Die Geflüchteten von Viet Thanh Nguyen (Blessing, Oktober) hat ein mehr als aktuelles Thema im Zentrum seiner Handlung, jedoch bewegt sich der Roman in den späten Siebzigern in einer Schwulen-WG. Sehnsüchte, Kulturclash, und die Suche nach der eigenen Identität. Historisch geht es weiter mit Die Friedensmaschine von Özgür Mumcu (btb, Oktober). Angesiedelt in Istanbul 1914, kurz vor Kriegsausbruch, stellt sich der Autor die Frage, ob dieser Konflikt vermeidbar wäre – mit einer Maschine, die das Denken der Menschen beeinflusst. Ähnlich futuristisch geht es in Kallocain von Karin Boye (btb, September) weiter. Hier bringt eine Wahrheitsdroge dem Erfinder Ruhm und Ehre – bis er selbst in Zweifel verfällt. In Die Unbeugsame von Carmela Scotti (Goldmann, Oktober) kämpft ein junges Mädchen in Sizilien nach dem Tod ihres Vaters mit Anfeindungen und Missbrauch – und ergreift die Flucht.

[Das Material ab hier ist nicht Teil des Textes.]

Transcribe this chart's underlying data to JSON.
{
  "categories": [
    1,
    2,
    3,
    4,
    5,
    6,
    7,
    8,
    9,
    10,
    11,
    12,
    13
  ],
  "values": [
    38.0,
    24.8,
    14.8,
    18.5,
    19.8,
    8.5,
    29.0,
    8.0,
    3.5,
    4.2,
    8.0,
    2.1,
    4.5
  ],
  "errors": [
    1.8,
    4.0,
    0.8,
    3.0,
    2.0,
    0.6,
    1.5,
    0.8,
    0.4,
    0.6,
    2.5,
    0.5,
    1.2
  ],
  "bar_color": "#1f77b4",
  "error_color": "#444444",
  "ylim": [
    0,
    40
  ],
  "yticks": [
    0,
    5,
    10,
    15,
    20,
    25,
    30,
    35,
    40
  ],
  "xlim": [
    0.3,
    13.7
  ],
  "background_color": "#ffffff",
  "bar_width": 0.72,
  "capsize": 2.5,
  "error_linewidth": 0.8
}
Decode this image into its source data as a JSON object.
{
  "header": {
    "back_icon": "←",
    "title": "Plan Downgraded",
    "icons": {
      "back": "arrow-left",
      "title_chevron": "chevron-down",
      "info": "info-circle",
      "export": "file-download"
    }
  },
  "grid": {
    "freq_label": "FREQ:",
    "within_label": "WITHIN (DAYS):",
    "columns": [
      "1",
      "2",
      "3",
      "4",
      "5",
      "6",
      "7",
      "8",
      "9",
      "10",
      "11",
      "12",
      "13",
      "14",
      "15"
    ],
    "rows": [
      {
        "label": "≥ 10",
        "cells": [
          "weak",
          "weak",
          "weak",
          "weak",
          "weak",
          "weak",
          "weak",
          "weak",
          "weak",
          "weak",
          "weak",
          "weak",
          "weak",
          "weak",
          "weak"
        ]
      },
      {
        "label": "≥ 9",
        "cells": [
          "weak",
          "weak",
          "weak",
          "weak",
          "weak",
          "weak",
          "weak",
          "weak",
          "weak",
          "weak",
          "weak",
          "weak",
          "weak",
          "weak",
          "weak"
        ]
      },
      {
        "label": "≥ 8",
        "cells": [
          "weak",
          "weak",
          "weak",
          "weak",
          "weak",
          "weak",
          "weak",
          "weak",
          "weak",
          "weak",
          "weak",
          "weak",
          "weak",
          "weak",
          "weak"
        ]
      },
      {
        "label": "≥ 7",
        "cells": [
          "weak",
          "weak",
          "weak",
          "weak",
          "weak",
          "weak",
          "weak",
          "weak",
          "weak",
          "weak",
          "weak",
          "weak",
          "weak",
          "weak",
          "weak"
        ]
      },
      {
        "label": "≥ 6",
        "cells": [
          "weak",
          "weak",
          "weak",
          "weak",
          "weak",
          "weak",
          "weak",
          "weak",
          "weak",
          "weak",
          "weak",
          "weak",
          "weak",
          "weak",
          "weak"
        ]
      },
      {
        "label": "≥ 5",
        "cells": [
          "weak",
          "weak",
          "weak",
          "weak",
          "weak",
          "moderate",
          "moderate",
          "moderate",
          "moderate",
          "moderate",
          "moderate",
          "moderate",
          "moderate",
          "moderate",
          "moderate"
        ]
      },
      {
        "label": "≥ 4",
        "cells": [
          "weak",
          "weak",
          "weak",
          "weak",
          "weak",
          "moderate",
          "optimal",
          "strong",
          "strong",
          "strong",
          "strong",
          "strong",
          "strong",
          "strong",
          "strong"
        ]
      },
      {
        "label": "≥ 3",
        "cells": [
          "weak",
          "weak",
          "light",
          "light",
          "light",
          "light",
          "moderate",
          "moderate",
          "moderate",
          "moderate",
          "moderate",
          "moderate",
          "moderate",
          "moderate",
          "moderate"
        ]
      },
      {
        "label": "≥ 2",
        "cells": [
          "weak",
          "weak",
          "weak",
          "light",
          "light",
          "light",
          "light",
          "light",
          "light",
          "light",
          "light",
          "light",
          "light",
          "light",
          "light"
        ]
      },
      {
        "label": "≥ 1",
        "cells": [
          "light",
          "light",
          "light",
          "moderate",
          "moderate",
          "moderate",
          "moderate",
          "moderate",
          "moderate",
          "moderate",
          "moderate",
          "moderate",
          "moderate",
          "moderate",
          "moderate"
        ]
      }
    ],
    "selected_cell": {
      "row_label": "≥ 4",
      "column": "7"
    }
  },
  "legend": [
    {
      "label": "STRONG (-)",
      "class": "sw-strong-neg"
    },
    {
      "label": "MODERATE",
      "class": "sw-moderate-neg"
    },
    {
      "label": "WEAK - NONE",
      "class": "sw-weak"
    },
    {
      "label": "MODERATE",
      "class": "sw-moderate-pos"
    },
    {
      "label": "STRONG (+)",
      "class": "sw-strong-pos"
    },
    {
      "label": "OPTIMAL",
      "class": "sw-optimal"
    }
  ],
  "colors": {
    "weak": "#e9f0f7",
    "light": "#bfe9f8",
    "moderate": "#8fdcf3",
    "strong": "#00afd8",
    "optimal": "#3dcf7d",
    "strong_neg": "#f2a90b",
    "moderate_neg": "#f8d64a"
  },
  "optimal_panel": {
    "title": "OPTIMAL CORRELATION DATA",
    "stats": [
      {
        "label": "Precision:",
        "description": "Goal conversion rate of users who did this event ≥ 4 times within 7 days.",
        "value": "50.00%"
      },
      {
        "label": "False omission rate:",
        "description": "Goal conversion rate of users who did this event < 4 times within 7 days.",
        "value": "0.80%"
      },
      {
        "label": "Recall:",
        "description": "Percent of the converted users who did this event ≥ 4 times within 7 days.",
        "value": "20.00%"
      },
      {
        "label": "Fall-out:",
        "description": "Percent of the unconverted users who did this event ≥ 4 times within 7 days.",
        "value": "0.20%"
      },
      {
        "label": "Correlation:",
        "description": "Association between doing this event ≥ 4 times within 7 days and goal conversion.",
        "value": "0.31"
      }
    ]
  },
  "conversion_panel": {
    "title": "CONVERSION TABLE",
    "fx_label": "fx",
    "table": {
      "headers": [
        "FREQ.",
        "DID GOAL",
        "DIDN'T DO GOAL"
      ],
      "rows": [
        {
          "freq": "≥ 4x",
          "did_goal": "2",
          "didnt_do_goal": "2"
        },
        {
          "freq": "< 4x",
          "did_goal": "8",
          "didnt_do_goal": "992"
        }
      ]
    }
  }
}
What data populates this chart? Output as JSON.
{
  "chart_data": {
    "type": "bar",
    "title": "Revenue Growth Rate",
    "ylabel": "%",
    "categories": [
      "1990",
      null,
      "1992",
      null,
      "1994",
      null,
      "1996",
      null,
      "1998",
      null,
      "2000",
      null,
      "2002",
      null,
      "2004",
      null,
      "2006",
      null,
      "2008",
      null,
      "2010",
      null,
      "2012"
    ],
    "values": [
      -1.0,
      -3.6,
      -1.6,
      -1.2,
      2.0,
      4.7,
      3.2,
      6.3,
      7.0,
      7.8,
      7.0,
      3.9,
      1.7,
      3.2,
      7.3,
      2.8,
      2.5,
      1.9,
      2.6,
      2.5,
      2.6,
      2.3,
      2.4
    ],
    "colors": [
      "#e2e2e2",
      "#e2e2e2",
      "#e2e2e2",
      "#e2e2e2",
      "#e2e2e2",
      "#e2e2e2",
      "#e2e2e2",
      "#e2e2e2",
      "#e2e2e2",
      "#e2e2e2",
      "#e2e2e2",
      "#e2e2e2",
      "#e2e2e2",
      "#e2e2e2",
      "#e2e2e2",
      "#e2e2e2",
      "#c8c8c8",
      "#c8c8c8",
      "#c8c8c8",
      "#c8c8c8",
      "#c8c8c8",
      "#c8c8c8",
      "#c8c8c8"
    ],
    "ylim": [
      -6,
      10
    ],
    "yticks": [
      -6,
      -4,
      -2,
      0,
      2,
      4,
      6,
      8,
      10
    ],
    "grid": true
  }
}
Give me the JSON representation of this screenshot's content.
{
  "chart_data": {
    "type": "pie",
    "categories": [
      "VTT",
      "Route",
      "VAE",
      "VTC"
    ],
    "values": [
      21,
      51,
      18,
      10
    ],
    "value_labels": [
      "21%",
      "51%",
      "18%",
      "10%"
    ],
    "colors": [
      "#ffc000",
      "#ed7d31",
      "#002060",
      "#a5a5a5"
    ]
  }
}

Ein junges Mädchen, das mit ihrem von einer besitzergreifenden Liebe geplagten Vater abgeschieden im Wald lebt ist die Protagonisten in Mein Ein und Alles von Gabriel Tallent (Penguin, September). Die Freundschaft mit einem Jungen hilft ihr, eine Befreiung vom Vater anzustreben. Eine Welt im Umbruch und zwölf Erzählungen verschiedenster Menschen sind das zentrale Thema in Die Zähmung der Tiere von Ada Dorian (Ullstein fünf, Oktober). Mit der Türkei und deren politischer Lage als Hintergrund ein mehr als interessanter Ansatz. Eine junge Angestellte in Nordkorea und ein Künstler aus der Normandie begegnen sich in Ein Winter in Sokcho von Elisa Shua Dusapin (Blumenbar, September). Gespräche, Gestrandete, Neuanfänge, die Suche nach sich selbst. Solche Bücher sind es, die mich immer wieder faszinieren. Mit Der letzte meiner Art von Lukas Lindner (Kein & Aber) schließt eine mehr als skurrile Familiengeschichte den Kreis. Dekadent, ja, aber der Vater umnachtet, die Mutter abgedreht, der Bruder genial, Alfred die enttäuschende Pointe. Ein Muss.


Mit insgesamt 28 Büchern mag diese Liste umfangreich wirken, jedoch habe ich tatsächlich enorm aussortiert. Ich werde mir bei aller Liebe auch nicht alle Bücher zu Gemüte führen, doch eine kleine Auswahl der hier vorgestellten Werke wird bestimmt den Weg in mein Regal, und hoffentlich auch im Rahmen einer Besprechung auf meinen Blog finden.

Habt ihr euch schon durch die Vorschauen gewühlt? Welche Bücher haben es euch besonders angetan?